[comp.benchmarks] Sparcstation 2 Write I/O

eddjp@edi386.UUCP ( Dewey Paciaffi ) (02/14/91)

I've found an anomaly I can't explain on my borrowed Sparcstation 2.
I've been running the Byte Magazine Benchmarks and the file I/O times
were surprisingly low, around 270 kb / sec. on read and writes.

In attempting to isolate any problem with the bench program, I shut off
the write portion of the test, and read an old test file. The results
were in the 1.2 - 1.4 MB range. Turning this around I changed the program
to write only, and still averaged about 270 kb.

To be completely sure that the benchmark program didn't have some latent
bug that I hadn't found, I ran the following test and again can only 
write about 270 - 290 kb/sec. The system is quiet except for this test.

Could someone verify these results or (hopefully) refute them? Remember
that this is a loaner machine, and I'm not sure how well tuned it may
be. The disk comes up Synchronous, and remains so as far as I can tell.

======== Cut Here ========== Cut Here =========== Cut Here =============

#include <fcntl.h>

#define BUFFSIZE 1024

main()
{
	int file;
	int c = 0;
	char buffer[BUFFSIZE];

	file = open("./dummy0", O_WRONLY | O_CREAT | O_TRUNC );
	
	while ( c++ != 2000 )
		if ( (write(file,buffer,BUFFSIZE)) == -1 )
		{
			perror("Write");
			break;
		}

	close(file);
}
	
-- 
Dewey Paciaffi           ...!uunet!edi386!eddjp

dan@rna.UUCP (Dan Ts'o) (02/16/91)

In article <152@edi386.UUCP> eddjp@edi386.UUCP ( Dewey Paciaffi ) writes:
>I've found an anomaly I can't explain on my borrowed Sparcstation 2.
>I've been running the Byte Magazine Benchmarks and the file I/O times
>were surprisingly low, around 270 kb / sec. on read and writes.

>#include <fcntl.h>
>
>#define BUFFSIZE 1024

	I think your write size is too small. Reads probably benefit greatly
from the read-ahead of the UNIX buffer cache. But your writes in buffers of
1024 will not and you'll incur lots of rotational latency (waiting for the
disk to come around again).
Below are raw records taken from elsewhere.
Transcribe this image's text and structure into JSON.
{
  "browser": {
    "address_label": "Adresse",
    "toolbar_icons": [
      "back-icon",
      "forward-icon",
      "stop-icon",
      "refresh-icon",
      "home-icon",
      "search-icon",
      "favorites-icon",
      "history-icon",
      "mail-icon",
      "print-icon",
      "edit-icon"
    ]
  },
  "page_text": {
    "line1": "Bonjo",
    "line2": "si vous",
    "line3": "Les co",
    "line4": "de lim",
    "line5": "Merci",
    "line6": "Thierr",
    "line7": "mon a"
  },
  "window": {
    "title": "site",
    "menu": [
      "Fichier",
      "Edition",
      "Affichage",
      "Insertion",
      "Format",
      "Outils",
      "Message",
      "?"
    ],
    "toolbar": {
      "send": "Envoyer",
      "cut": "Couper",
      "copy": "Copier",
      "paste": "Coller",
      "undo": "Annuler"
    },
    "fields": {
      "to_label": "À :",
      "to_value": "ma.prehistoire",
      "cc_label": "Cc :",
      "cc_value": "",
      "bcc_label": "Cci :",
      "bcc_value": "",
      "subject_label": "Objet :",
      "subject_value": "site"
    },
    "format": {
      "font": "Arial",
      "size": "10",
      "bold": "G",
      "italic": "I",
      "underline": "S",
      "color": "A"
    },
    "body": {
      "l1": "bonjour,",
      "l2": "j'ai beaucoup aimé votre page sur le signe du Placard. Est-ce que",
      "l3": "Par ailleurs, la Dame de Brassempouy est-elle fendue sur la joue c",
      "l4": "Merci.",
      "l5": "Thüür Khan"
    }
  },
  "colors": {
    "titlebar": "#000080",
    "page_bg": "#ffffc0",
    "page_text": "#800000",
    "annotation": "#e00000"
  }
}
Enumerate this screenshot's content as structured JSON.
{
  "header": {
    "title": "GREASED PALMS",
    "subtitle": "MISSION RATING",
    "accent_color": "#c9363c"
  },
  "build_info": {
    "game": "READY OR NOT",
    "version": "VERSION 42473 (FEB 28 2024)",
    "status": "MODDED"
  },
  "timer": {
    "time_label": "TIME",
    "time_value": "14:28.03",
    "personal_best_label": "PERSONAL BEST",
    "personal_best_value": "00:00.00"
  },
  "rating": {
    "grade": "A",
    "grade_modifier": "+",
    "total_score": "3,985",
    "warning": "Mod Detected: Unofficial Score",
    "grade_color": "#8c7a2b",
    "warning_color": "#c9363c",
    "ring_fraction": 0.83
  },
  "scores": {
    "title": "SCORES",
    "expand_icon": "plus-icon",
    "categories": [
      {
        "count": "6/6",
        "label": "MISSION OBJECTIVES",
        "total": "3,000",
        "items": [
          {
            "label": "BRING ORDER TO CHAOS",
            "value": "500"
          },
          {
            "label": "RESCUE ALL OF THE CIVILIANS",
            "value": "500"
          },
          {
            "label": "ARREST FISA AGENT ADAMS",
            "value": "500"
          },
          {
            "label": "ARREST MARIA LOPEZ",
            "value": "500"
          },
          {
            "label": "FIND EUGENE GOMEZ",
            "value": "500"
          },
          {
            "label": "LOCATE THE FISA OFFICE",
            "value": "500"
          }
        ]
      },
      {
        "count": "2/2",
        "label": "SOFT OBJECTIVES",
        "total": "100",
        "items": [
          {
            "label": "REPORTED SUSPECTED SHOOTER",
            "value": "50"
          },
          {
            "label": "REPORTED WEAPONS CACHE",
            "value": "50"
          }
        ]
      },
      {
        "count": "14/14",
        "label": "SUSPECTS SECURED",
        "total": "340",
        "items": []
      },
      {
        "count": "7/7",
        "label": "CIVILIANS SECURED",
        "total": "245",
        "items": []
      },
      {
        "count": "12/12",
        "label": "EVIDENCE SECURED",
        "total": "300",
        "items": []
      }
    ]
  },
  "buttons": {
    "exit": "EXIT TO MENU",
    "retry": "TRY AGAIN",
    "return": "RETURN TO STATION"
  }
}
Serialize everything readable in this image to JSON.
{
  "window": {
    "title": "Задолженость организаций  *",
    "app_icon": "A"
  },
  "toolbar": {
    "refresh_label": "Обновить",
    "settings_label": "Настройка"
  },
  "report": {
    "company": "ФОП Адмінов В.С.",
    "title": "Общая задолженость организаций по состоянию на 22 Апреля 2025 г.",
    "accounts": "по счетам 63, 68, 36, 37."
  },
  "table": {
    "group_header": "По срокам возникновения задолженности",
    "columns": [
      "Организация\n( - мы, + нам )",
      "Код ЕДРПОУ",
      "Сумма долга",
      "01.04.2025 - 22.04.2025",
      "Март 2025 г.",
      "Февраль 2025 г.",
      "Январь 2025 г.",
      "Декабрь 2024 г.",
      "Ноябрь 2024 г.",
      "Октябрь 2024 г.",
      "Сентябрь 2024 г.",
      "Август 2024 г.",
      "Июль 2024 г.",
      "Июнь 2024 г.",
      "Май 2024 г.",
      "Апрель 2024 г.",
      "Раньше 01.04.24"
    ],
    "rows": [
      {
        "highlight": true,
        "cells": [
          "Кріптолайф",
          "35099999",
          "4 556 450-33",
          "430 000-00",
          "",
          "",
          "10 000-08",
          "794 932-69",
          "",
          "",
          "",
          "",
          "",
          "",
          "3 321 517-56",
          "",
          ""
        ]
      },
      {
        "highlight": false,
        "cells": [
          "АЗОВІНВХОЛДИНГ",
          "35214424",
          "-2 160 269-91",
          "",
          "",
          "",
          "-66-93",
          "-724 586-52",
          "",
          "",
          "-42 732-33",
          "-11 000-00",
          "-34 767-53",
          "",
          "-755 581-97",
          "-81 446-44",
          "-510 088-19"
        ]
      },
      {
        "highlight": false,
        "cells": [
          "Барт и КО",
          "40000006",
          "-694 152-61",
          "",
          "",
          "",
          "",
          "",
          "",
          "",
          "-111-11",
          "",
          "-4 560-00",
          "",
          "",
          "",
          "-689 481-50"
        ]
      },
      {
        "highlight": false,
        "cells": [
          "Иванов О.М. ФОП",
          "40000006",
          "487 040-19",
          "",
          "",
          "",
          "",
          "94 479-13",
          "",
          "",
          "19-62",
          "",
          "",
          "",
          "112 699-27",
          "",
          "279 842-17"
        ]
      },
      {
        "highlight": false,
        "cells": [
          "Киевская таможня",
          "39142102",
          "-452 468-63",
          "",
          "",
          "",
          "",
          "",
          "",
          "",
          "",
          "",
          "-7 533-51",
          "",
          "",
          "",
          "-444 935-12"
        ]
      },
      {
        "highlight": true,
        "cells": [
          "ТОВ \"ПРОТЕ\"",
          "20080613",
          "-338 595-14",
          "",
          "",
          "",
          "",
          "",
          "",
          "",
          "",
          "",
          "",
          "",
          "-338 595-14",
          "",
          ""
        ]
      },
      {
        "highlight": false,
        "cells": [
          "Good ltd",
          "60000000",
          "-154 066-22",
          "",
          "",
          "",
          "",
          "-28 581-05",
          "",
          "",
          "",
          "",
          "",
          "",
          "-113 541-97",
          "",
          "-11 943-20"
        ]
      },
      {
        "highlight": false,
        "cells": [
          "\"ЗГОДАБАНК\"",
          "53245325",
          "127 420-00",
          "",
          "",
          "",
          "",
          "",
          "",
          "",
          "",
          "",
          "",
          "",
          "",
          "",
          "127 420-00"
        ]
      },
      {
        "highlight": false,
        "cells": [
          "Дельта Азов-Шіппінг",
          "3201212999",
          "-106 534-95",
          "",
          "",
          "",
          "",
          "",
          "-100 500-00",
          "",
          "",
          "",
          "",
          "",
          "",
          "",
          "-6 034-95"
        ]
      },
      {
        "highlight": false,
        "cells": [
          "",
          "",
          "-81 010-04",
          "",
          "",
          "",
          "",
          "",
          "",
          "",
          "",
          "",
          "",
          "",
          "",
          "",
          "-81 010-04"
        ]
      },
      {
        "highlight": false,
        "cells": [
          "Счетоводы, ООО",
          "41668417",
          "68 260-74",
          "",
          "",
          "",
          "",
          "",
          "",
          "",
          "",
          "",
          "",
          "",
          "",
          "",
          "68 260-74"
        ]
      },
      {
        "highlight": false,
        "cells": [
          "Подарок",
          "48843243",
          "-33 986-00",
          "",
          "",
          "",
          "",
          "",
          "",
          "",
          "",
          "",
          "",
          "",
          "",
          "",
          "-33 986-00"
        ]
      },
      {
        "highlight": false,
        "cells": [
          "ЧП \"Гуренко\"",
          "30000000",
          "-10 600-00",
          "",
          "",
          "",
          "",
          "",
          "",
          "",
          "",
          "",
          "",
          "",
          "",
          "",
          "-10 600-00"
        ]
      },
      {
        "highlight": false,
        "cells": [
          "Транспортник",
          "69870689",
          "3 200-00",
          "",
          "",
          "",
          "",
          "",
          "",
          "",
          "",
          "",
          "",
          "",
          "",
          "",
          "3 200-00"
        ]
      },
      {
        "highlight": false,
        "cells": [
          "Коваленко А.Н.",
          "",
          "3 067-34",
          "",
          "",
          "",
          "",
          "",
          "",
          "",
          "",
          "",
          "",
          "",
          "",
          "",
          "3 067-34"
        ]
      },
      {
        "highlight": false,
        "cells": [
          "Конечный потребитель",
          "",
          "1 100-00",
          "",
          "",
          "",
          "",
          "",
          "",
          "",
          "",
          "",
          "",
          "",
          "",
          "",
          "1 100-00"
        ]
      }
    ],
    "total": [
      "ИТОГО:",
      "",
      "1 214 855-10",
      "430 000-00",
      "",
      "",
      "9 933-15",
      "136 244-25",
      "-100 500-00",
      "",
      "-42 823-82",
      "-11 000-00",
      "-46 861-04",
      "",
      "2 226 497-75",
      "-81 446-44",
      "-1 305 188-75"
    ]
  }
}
Try a buffer of 32768 or more.

					Dan

ajudge@maths.tcd.ie (Alan Judge) (02/16/91)

In <152@edi386.UUCP> eddjp@edi386.UUCP ( Dewey Paciaffi ) writes:
>I've found an anomaly I can't explain on my borrowed Sparcstation 2.
>I've been running the Byte Magazine Benchmarks and the file I/O times
>were surprisingly low, around 270 kb / sec. on read and writes.

Just for reference, I tried using dd with a bs=1024k (big) to create and read
100Mb files.  Machine was a plain SS2, with a Hitachi 1.2Gb disk.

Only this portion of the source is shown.